The state minority health advisory group is releasing a series of testimonials from COVID-19 survivors and prominent West Virginians, warning against the effects of the disease and the toll it takes on families.
T.D. Jakes, a bishop and megachurch pastor in Dallas, but a native West Virginian, recorded a minute-long PSA directed to West Virginians, urging them to get tested for COVID-19.
“I think about you often, all of my friends and schoolmates and church mates … I love you and miss you,” Jakes said. “I want to encourage you not to let anybody dissuade you. You need to get tested for COVID-19; it’s running rampant. It’s hurting a lot of people. It’s killing them.”
Jakes was born and raised in Kanawha County, and opened his first church — with 10 congregants — in Montgomery. He is now the head pastor and founder of The Potter’s House, a nondenominational church and humanitarian organization with a congregation of more than 30,000 members across its locations in the Dallas-Fort Worth area.
“Wear a mask. It’s so much easier to wear a mask than wear a ventilator,” Jakes said in the video, which is posted to the Herbert Henderson Office of Minority Affairs Facebook page. “Social distance yourself, even from people you know and love. If they don’t live with you, keep your distance. Especially if you have preexisting conditions in your body.”
Romelia Hodges, one of the advisory group’s 12 members, tested positive for COVID-19 following a church event in March. Hodges played a critical role in securing testing for the churchgoers — which made up the majority of North Central West Virginia’s Black Baptist church community — following the event.
Calls for help to local legislators following the outbreak went unreturned, and Hodges found it nearly impossible to work with the Marion County Health Department to find testing for the churchgoers. Hodges worked with fellow advisory group member Tiffany Walker-Samuels, and with Delegate Danielle Walker, D-Monongalia, to finally organize a testing strategy weeks after the event.
All the while, Hodges was positive for COVID-19. While she never felt any symptoms, her husband Patrick Hodges nearly died from the disease.
“It also touched my children,” Hodges said in her testimonial. “Many of my family members have a critical preexisting condition. I just can’t imagine passing this virus to the people that I love. I’ve never experienced a weight heavier knowing that I could have played a role in losing the people that I loved the most.”
Hodges echoed the campaign’s focus, that everyday people are the face of COVID-19 in West Virginia.
“I am a healthy, active, energetic career woman. I am a wife, a mother and I’m a proud West Virginian, and I am the face of COVID-19,” Hodges said. “ … That’s why I appeal to you, my fellow West Virginians, to take this virus seriously.”

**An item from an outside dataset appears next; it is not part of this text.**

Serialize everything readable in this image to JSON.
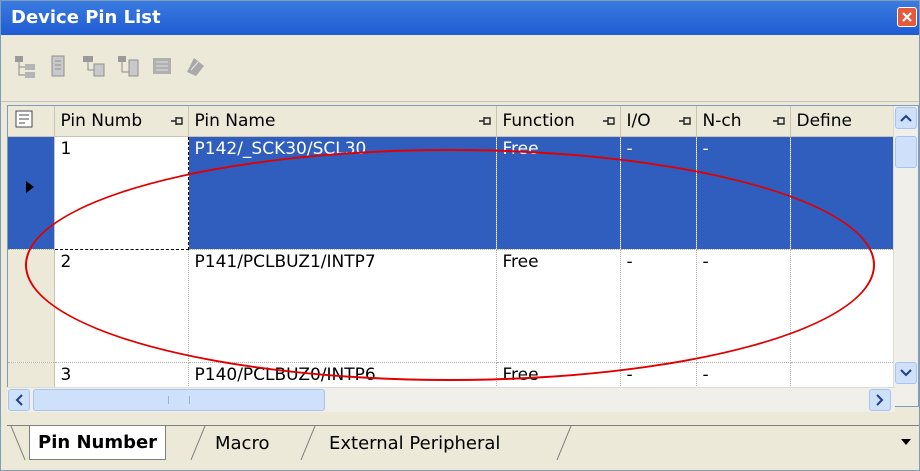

Jonathan Wesley, a musician in The Unit, a Charleston-area band, said before he tested positive in early April, he called his doctor seeking help for what he thought was a sinus infection. Wesley was experiencing headaches, sinus pressure, loss of appetite, fever and fatigue.
Wesley was forced to isolate from his family, which he said took a further toll on his health.
“Self care — it was very important — focusing on my emotional, physical and mental health in order to be present for my family,” Wesley said.
West Virginia recorded its 101st death due to COVID-19 on Tuesday, and positive cases continue to trend upward. State leaders are hoping West Virginia’s mask mandate will turn things around before schools are scheduled to reopen in early September.
Jakes ended his video with a message of hope for West Virginians, that if public health guidelines are followed, there is a light at the end of the tunnel.
“I want to speak to West Virginia and tell you that you’re in my prayers, and you’re in my thoughts,” Jakes said. “We’re going to get through this together.”